The aroma is pleasant, the soup is salty and fragrant, spicy but not stuffy, the diced meat is rotten, the radish slices are delicious, the coarse diameter of fine noodles is 0.2, the coarse diameter of fine noodles is 0.3, the width of leek leaves is 0.5, the thickness is uniform, the width is consistent, it is non-sticky, continuous, the width is 1.5, the width is 2.5, and the edge of buckwheat noodles is even, angular and non-sticky. The "ash" used in Lamian Noodles for continuous noodle making is actually alkali. It is an alkaline substance baked by Pennisetum in Gobi desert, commonly known as Peng ash. As a pulling powder, it has a special flavor and can make gluten tough and powerful. Ashing refers to adding a flour kneading agent to flour.

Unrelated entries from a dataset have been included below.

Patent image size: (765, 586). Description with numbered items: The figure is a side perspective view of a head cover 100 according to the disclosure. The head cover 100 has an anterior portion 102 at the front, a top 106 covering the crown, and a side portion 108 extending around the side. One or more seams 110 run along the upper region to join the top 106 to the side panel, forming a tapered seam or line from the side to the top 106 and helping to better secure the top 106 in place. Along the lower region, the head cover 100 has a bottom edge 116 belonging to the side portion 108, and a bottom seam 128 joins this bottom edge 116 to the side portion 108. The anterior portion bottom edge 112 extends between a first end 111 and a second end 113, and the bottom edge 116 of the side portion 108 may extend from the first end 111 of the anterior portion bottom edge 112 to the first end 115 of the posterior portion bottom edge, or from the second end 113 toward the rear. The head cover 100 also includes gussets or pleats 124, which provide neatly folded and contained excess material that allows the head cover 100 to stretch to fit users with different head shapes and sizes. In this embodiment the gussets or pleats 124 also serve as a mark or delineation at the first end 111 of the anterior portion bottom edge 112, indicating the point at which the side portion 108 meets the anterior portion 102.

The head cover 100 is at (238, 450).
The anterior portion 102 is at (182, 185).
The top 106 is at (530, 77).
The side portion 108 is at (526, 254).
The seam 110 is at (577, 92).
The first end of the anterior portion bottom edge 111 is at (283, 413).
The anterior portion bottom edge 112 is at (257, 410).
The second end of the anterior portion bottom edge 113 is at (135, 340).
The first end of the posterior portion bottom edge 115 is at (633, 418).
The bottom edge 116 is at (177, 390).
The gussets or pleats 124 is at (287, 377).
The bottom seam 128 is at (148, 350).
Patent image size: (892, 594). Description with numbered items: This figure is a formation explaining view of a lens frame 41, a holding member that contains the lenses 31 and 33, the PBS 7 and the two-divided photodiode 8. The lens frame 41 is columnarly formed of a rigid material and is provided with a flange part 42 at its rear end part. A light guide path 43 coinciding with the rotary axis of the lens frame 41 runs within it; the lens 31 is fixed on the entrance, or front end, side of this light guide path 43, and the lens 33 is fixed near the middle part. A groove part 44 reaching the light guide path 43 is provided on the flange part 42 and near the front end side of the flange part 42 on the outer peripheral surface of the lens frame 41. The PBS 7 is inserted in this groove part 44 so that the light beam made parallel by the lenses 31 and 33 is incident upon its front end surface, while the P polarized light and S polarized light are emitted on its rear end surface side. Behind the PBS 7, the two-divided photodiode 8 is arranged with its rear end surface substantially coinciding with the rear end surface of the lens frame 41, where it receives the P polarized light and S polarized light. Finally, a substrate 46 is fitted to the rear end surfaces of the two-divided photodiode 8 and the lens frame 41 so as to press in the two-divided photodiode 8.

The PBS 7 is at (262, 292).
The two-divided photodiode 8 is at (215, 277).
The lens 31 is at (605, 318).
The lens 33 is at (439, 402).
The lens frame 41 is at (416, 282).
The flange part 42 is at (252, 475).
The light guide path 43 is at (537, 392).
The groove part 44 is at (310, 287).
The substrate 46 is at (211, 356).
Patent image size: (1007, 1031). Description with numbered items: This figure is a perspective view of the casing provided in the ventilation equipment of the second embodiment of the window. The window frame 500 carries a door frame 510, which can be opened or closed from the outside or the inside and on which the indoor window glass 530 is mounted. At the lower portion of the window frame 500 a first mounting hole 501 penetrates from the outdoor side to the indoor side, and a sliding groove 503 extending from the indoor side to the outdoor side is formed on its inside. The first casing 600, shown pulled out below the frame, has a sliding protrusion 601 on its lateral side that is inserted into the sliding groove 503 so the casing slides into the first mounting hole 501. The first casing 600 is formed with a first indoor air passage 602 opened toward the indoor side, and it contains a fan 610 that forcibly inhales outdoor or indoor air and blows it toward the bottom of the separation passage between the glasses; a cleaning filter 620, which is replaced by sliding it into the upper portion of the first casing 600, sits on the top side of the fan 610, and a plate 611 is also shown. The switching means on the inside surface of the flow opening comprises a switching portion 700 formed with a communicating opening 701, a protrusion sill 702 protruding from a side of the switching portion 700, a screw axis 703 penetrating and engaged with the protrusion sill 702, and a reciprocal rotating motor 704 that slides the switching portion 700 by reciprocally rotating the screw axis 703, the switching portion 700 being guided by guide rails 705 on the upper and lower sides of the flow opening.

The main component of Peng ash is K2CO3, namely potassium carbonate, which is used here to replace Na2CO3, namely sodium carbonate. It has the function of making flour tougher and softer. Most of them are replaced by Lamian Noodles. However, it is said that because there is a little gap between Lamian Noodles and Peng Hui, some people have made a pure natural gimmick "Peng Hui Beef Noodle", taking its environmental protection as the sales signboard of its noodle restaurant. There are different opinions, but there is no conclusion.

One is made by burning the wild plant erigeron breviscapus, and the other is industrial synthesis and mass production, which is called instant erigeron breviscapus. Besides erigeron breviscapus, the main components also contain trace amounts of lead and arsenic. Trace potassium carbonate will not cause harm to human body, but if it is ingested too much, it may hinder the absorption of calcium by bones.